Didn’t end up doing periodic table thing. Couldn’t fill all the spaces and the whole thing was way too “Patty”
anyway. She gets all excited about an idea and then tries to make everyone else into another version of her. I think I’m going to major in political science. I told the career counselor I wanted to make a lot of money but I didn’t want to major in economics cuz I hate my econ class so bad right now. Four years of that shit would suck ass.
Reggie Erb is on my shit list. If I kill him and go to jail, look here and see the reason why: At Monroe he hung out with all of us and played baseball. But when we came to Franklin High he got into theater and reading, which is fine. He has a shirt that he made himself: “Shakespeare Saved My Life.” You want to speak a dead language and prance around in tights, okay by me. Live and let live, theater fags included. But today the prickmeister sees me walking down the hall and points at my varsity letter and says: “No way Calvin, you’re a walking cliché,” like he was some high and mighty judge of the school. I look at him and I don’t know what to say because he’s the cliché. So I say: “Sensitive, artistic, outsider, homo: cliché.” He gets all excited and says I’ve proven his point, that I’m a typical varsity bully, etc. I walked away. We used to be friends before he thought he was better than everyone else.
Boulder! Far enough away from parents and Patty but close enough to drive home on breaks. All the
snowboarding I can take. Plus it’s a party school—Honorable Mention on the Playboy list. Killer.
Reggie Erb made fun of my hard-earned varsity letter, and I pointed out how unoriginal his lazy pose was. Who’s the bully?

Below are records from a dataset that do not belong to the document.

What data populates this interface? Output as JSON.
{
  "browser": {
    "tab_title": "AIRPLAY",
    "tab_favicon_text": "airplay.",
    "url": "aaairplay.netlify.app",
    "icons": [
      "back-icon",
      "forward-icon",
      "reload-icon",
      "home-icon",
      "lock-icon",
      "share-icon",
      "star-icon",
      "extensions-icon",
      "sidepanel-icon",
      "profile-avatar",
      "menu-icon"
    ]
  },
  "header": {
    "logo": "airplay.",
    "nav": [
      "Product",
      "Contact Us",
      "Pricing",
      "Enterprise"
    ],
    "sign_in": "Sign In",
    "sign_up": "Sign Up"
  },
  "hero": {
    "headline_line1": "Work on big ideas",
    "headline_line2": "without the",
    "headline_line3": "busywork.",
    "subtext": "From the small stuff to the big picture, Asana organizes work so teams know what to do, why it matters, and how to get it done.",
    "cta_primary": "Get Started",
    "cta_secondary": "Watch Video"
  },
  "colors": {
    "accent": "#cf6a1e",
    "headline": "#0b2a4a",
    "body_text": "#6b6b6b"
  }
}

Patty brought home some guy named Luke to meet Mom and Dad. She says “it’s serious” like he was on life support. I was hoping she would find a new type after college but no dice. Someone told me that chicks always want to date their fathers but that must be BS because in Patty’s case the guys she dates are nothing like Dad. This loser was no exception. She picks the weak-spined ones, the ones she can order around. They can’t get their shit together, so she gets it together for them. Like she wants a pet or something. She wants them to be there all the time so she can ignore them and not worry about them. I don’t get it. She goes through them pretty quick b/c they end up having such boring relationships. She should get an iguana instead of a boyfriend, then she’d be happy. And a terrarium.
Luke the puke tried to chum up with me to gain an ally in the family. He’s obviously afraid of Dad and inept at sweet-talking Mom, so I’m his only option. A typical weasel, looking to stick his nose in any open crack. I would give him a break if I liked him at all.
Patty is majorly pissed that Dad won’t let her and Luke share a room. Luke “agreed” with Dad, which pissed off Patty even more. She stormed off and left me to hang out with her boyfriend. We played catch in the yard to get out of the house. I felt bad for him b/c he couldn’t win either way in that argument. But I still threw the ball hard and he shook out his hand every time he caught it. I hope people at Boulder are cool.